Avec Joseph, l’âne et des provisions de route, nous sommes partis de Nazareth nous faire recenser à Bethléem, la cité de David, car Joseph est de sa lignée*. Je suis bien ronde, sur le point d’accoucher. La marche à pied m’épuise, celle à dos d’âne risque de déclencher à tout moment le travail avant l’arrivée en ville. Nous n’en sommes pourtant pas loin, j’ai hâte d’arriver, mais, à défaut d’avoir trouvé place pour dormir, nous devons faire halte dans un champ pour la nuit.
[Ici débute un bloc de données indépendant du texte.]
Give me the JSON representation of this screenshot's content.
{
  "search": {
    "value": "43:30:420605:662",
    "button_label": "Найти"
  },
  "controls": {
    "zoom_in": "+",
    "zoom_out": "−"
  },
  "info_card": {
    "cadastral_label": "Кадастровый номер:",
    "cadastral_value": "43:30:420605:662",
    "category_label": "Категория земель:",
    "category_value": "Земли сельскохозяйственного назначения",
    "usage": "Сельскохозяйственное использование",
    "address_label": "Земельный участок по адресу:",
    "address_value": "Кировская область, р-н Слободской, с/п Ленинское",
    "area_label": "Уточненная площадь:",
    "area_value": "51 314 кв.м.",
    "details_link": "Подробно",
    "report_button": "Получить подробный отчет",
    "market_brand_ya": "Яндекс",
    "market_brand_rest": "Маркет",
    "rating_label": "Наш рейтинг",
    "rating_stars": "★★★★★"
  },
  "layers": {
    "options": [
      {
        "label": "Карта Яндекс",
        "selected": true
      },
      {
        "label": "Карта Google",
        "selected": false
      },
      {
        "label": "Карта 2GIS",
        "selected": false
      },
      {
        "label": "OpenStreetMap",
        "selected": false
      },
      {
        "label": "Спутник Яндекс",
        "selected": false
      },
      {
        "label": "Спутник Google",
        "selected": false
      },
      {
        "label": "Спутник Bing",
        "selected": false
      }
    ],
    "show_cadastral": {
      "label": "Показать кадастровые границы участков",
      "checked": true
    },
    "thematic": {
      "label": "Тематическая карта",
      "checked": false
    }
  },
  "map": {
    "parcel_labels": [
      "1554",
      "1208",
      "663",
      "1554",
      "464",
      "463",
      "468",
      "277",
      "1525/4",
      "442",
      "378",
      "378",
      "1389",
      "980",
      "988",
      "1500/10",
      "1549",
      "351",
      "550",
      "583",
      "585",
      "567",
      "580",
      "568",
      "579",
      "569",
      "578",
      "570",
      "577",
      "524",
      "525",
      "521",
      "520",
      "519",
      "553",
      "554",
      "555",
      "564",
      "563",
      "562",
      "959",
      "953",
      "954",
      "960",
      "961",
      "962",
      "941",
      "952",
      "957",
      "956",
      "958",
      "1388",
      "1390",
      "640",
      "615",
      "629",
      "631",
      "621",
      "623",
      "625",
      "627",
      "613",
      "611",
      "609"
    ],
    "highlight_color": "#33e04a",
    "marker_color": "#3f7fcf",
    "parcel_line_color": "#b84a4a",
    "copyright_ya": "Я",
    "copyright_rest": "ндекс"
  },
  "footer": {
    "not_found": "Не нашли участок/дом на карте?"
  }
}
Joseph est tout prévenant pour me préparer une couche confortable avec les moyens du bord.
Vers minuit, les contractions me faisaient voir la lune danser. La nuit était douce, le silence était enveloppant. Je n’ai pas eu à pousser, juste le laisser passer… Il ne m’a pas fatiguée, il s’est frayé lui-même son chemin comme s’il avait attendu minuit. Son cri s’est fait entendre. Joseph a vidé sa gourde, nous l’avons lavé, langé.
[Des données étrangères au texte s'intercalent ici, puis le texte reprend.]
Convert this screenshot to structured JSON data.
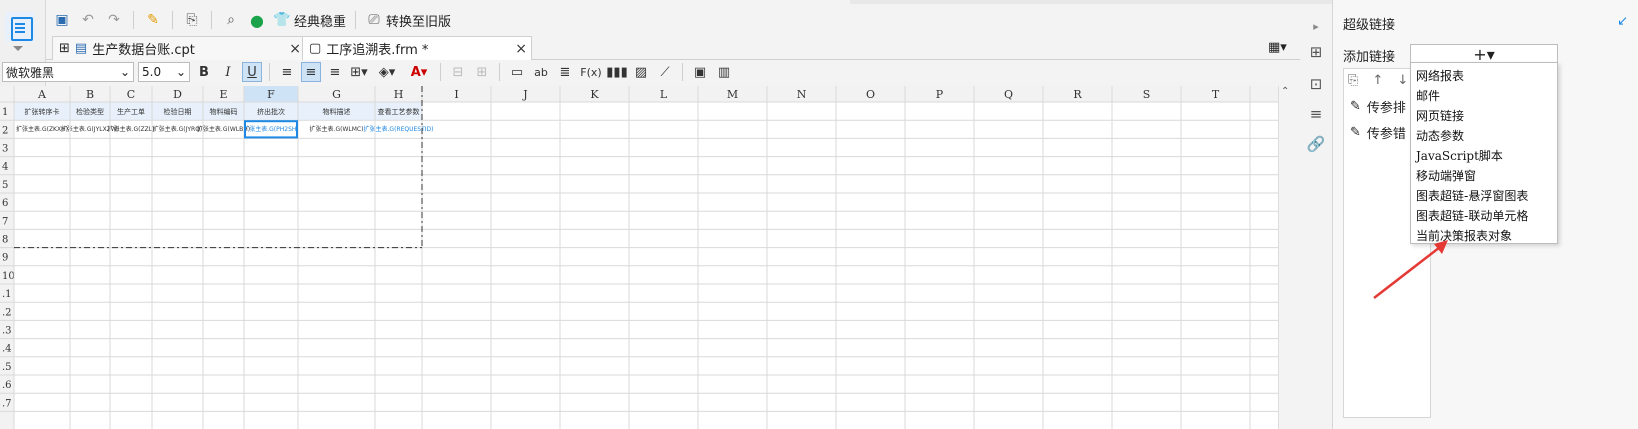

Je l’ai bercé dans mes bras et Joseph, les larmes aux yeux, chantonnait à voix basse : « D’heureuses paroles jaillissent de mon cœur quand je dis mes poèmes pour le roi d’une langue aussi vive que la plume du scribe ! Tu es beau, comme aucun des enfants de l’homme, la grâce est répandue sur tes lèvres : oui, Dieu te bénit pour toujours. »**
C’est vrai qu’il est beau, le fruit de mes entrailles. Fruit de la Parole. Parole en chair et en os. Regardez-le, prenez-le dans vos bras… Dites-lui quelque chose, faites un vœu, rendez grâce et, avec moi, chantez en chœur : « Mon âme exalte le Seigneur ! Exulte mon esprit en Dieu, mon Sauveur ! »
*Évangile selon saint Matthieu ch. 1, v. 16.
** Psaume 44, 2-3.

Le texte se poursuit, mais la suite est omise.